The political is personal
My political is personal and my personal is political.
We replaced our ornamentals with vegetables as a small contribution to the demand for food security. Our gardens were so productive that we had to have a system to distribute the harvests. Our library is the only library in UP Diliman open to the public and supported by community donations. It has the largest collection of LGBT books, but the bigger collection is still on women's studies in all its disciplines. It also has children's books and comic books.
I could go on, but I do not want this piece to sound like a press release. Nor do I wish to obscure the many failures and shortcomings we had. To romanticize change would be, well, unMarxist. I merely wanted to show that transformation is never uni-dimensional regardless of what it is our passions and analysis choose us to prioritize.
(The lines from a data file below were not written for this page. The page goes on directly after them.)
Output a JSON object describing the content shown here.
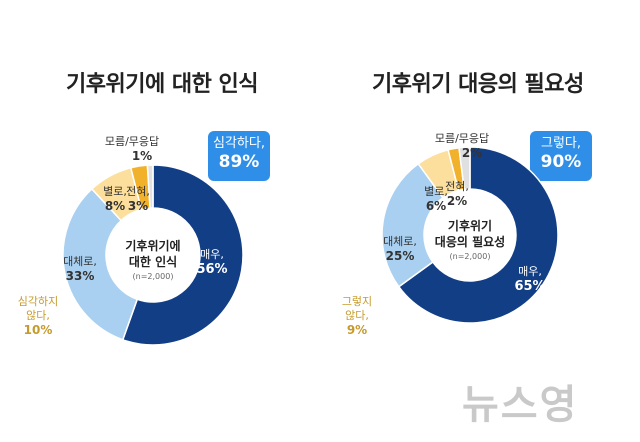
{
  "chart_data": [
    {
      "type": "pie",
      "title": "기후위기에 대한 인식",
      "center_label": [
        "기후위기에",
        "대한 인식"
      ],
      "n_label": "(n=2,000)",
      "highlight": {
        "label": "심각하다,",
        "value": "89%"
      },
      "slices": [
        {
          "label": "매우,",
          "value": 56,
          "color": "#123e86"
        },
        {
          "label": "대체로,",
          "value": 33,
          "color": "#a9d0f1"
        },
        {
          "label": "별로,",
          "value": 8,
          "color": "#fcdf9c"
        },
        {
          "label": "전혀,",
          "value": 3,
          "color": "#f1b12b"
        },
        {
          "label": "모름/무응답",
          "value": 1,
          "color": "#e0e0e0"
        }
      ],
      "group_label": [
        "심각하지",
        "않다,",
        "10%"
      ]
    },
    {
      "type": "pie",
      "title": "기후위기 대응의 필요성",
      "center_label": [
        "기후위기",
        "대응의 필요성"
      ],
      "n_label": "(n=2,000)",
      "highlight": {
        "label": "그렇다,",
        "value": "90%"
      },
      "slices": [
        {
          "label": "매우,",
          "value": 65,
          "color": "#123e86"
        },
        {
          "label": "대체로,",
          "value": 25,
          "color": "#a9d0f1"
        },
        {
          "label": "별로,",
          "value": 6,
          "color": "#fcdf9c"
        },
        {
          "label": "전혀,",
          "value": 2,
          "color": "#f1b12b"
        },
        {
          "label": "모름/무응답",
          "value": 2,
          "color": "#e0e0e0"
        }
      ],
      "group_label": [
        "그렇지",
        "않다,",
        "9%"
      ]
    }
  ],
  "watermark": "뉴스영"
}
I end with an apology to all those readers who think I have spent too much time talking about one institution and a particular group of people. I am aware of this possible criticism. But as I have tried to show, the grand political formulas may not always be the best thing that a good citizen must consider. It is through the small, the intimate and the local, that we express our best ethics and come to our broadest understandings.
I owe this column to Eric and Hender and all the fabulous LGBT people I have had the joy to work with in the last 6 years. Happy Pride Month. - Rappler.com
Sylvia Estrada-Claudio is a doctor of medicine who also holds a PhD in Psychology. She is Professor of the Department of Women and Development Studies, College of Social Work and Community Development, University of the Philippines. She is also co-founder and Chair of the Board of Likhaan Center for Women's Health.